Northern Rock to sell $4.3 bn mortgages to JPMorgan
Northern Rock, the UK bank bailed out by the Bank of England, agreed to sell mortgages valued at £2.2 billion ($4.3 billion) to JPMorgan Chase to help repay loans from the central bank.
The asset sale is Northern Rock’s first since it was forced to borrow about £25 billion from the Bank of England. Northern Rock, whose announcement of emergency aid on September 14 triggered the first run on a UK bank in more than a century, has until mid-February to show how it will repay the debt. “This really does look like a desperate measure,” Simon Maughan, an analyst at MF Global Securities in London, said in an interview on Friday.
“Shareholders would seriously start to object if the balance sheet was sold piecemeal out from underneath them.” He has a “neutral” recommendation on the shares.
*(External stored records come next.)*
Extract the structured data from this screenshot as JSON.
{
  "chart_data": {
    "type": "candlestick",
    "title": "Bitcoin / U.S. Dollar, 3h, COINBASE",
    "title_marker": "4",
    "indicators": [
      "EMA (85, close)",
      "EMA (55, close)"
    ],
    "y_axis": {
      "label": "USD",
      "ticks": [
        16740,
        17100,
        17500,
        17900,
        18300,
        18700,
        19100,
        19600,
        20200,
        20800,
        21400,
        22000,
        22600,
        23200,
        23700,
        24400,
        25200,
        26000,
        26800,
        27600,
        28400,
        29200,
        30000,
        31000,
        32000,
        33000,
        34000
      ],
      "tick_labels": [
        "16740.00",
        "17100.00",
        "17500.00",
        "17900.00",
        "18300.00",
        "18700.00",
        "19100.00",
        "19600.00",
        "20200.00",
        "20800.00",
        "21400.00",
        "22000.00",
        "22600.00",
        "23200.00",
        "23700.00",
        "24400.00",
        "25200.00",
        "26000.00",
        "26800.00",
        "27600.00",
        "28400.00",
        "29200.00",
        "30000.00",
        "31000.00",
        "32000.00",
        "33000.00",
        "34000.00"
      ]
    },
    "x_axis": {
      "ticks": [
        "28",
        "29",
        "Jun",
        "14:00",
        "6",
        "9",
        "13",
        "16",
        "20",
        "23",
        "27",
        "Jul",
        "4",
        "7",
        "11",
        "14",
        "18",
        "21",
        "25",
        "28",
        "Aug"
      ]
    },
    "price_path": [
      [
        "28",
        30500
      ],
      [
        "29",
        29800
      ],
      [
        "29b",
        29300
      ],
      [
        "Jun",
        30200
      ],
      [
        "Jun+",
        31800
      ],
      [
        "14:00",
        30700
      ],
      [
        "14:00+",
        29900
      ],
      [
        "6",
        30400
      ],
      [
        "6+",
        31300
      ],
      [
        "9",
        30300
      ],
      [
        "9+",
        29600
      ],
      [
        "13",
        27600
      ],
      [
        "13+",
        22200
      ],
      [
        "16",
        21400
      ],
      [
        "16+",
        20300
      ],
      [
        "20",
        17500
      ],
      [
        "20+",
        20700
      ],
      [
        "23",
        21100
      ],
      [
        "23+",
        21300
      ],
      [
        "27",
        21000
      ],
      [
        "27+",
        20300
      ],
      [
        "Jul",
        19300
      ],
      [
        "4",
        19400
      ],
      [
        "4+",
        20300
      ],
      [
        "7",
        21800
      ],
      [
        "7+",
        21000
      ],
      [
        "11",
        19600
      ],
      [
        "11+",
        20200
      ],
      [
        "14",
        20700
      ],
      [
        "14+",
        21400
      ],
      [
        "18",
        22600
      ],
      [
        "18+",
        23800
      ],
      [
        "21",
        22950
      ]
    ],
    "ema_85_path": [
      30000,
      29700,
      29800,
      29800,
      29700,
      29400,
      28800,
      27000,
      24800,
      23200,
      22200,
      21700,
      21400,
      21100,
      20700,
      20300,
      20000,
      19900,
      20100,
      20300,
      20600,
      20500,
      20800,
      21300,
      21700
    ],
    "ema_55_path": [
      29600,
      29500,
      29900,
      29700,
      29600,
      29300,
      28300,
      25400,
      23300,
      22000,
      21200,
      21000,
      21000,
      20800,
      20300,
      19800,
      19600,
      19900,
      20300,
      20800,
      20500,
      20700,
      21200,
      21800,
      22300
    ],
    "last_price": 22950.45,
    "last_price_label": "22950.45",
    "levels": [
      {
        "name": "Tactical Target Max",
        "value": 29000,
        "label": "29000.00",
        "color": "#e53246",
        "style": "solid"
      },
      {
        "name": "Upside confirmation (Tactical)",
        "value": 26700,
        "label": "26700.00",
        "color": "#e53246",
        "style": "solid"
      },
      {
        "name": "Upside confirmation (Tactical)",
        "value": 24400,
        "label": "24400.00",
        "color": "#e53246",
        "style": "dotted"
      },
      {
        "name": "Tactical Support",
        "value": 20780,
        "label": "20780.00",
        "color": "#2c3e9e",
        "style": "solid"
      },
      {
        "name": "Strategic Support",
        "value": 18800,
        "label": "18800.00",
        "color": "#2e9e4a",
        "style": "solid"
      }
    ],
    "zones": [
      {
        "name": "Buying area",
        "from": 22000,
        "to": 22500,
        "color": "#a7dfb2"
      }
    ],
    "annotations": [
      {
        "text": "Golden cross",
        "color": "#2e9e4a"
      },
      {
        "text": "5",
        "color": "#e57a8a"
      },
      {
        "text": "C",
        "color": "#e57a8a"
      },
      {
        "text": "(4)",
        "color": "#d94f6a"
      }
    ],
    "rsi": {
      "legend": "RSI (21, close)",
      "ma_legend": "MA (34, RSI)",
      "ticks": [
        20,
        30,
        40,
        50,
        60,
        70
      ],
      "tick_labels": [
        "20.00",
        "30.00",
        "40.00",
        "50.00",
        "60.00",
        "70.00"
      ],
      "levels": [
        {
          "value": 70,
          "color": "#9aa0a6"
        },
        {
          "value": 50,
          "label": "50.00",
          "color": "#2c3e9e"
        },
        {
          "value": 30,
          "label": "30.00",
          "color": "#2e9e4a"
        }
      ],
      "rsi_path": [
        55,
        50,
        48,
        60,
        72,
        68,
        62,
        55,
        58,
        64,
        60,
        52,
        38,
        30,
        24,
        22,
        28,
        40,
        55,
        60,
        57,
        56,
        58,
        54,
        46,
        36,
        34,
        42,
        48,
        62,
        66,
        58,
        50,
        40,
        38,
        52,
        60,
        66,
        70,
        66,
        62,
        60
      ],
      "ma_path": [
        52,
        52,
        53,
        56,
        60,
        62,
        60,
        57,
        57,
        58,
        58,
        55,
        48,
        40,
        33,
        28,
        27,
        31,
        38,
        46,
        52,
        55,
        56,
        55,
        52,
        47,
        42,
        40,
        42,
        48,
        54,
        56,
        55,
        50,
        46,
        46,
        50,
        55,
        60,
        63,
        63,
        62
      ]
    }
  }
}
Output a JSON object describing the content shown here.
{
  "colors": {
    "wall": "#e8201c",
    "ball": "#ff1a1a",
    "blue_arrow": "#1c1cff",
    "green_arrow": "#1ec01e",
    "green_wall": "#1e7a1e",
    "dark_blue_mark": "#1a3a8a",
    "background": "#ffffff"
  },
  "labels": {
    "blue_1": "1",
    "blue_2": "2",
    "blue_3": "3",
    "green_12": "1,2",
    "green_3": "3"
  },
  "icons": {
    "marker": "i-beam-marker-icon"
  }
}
The sale will allow the bank to repay £2.25 billion of its central bank debt, Northern Rock spokesman Brian Giles said in a telephone inter-view. JPMorgan is paying about £50 million more than the balance-sheet value of the assets, the Newcastle, England-based bank said in a statement on Friday.
The deal with New York-based JPMorgan represents about 2% of Northern Rock’s gross assets as of June, chief executive officer Andy Kuipers said in the statement. The bank’s shareholders will meet on January 15 to decide whether to make asset sales of 5% or more conditional upon investor approval.